Well, if it was good enough for the people fleeing New Orleans in Hurricane Katrina, why isn’t it good enough for the people that are equally devastated now in Florida, having fled the deplorable conditions in their native island, our fellow U.S. Citizens of Puerto Rico? There are thousands of displaced families who are still unable to return to their homes in the wake of those hurricanes, and it includes hundreds of those families, and we estimate it to be about 400 families still just in the state of Florida.
And yet, despite that fact, FEMA is still saying that they are ending this transitional shelter assistance. This decision to stop providing assistance to these families has many of them very scared. They’re scrambling to try to figure out what they’re going to do to find an affordable place.
We’ve reached out to churches, we’ve reached out to other charitable organizations to try to help them to afford the deposit, even where they have the income now from one or both spouses working two jobs to be able to afford the apartments. And so what we’ve been trying to do with this legislation, now rejected by our Republican friends, is we’ve been trying to urge the agency to do the right thing, use existing law, activate it. You did it for New Orleans. Why not now for Puerto Rico?

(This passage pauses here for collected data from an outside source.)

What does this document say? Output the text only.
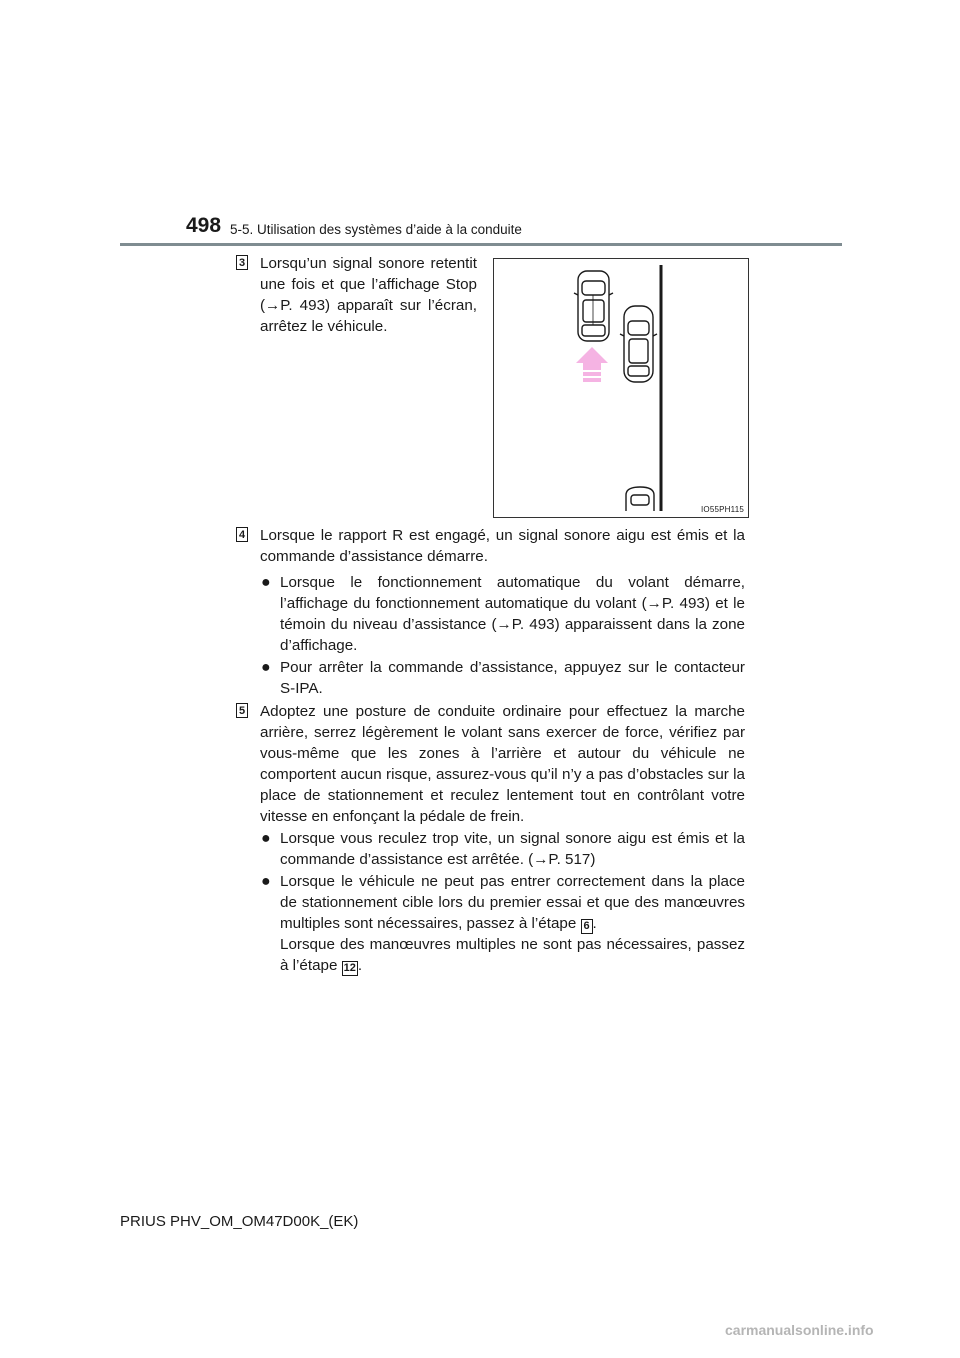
498 5-5. Utilisation des systèmes d’aide à la conduite
3 Lorsqu’un signal sonore retentit une fois et que l’affichage Stop (→P. 493) apparaît sur l’écran, arrêtez le véhicule.

IO55PH115
4 Lorsque le rapport R est engagé, un signal sonore aigu est émis et la commande d’assistance démarre.

● Lorsque le fonctionnement automatique du volant démarre, l’affichage du fonctionnement automatique du volant (→P. 493) et le témoin du niveau d’assistance (→P. 493) apparaissent dans la zone d’affichage.

● Pour arrêter la commande d’assistance, appuyez sur le contacteur S-IPA.

5 Adoptez une posture de conduite ordinaire pour effectuez la marche arrière, serrez légèrement le volant sans exercer de force, vérifiez par vous-même que les zones à l’arrière et autour du véhicule ne comportent aucun risque, assurez-vous qu’il n’y a pas d’obstacles sur la place de stationnement et reculez lentement tout en contrôlant votre vitesse en enfonçant la pédale de frein.

● Lorsque vous reculez trop vite, un signal sonore aigu est émis et la commande d’assistance est arrêtée. (→P. 517)

● Lorsque le véhicule ne peut pas entrer correctement dans la place de stationnement cible lors du premier essai et que des manœuvres multiples sont nécessaires, passez à l’étape 6 .
Lorsque des manœuvres multiples ne sont pas nécessaires, passez à l’étape 12 .

PRIUS PHV_OM_OM47D00K_(EK)
carmanualsonline.info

The situation that many of these families find themselves in is a situation that no family should have to go through. I suspect that what we are going to see come Sunday, the news organizations in Florida will chronicle that some of them will be living in a car or going down to a homeless shelter. Some of them have lost everything because of these storms. Too many are still unable to find work or to find affordable housing and especially the security deposit.
For many of them, the only thing that they have is the help that FEMA is providing, but that’s only good for two more days. As we have tried and the senator from Wisconsin at the direction of the Republican leader has said, they are not going to let this legislation come up. These folks are not looking for a handout.
They just need a little help getting back on their feet after the storms took everything from them. The fact that FEMA has put an arbitrary deadline on this aid rather than trying to work with the people, it defies logic.
FEMA’s T.S.A. program is critical, and it has been critical to provide for them, and while I recognize that the T.S.A. program was a temporary fix, you just can’t end the temporary fix when people are being thrown out on the streets. And that was the attempt to force FEMA to act by this request to pass the legislation that would force them to act, and that’s why this senator has asked the unanimous consent request. The second unanimous consent request that this senator asked for was to activate a housing program of additional section 8 housing. Florida has used up its meager allocation, and this would have given additional Section 8 housing for those among the least of us.
I want to thank my cosponsors Blumenthal, Warren, Markey, Gillibrand, Harris, and Baldwin for their understanding of this situation and signing on as cosponsors with me, and, Mr. President, I yield the floor.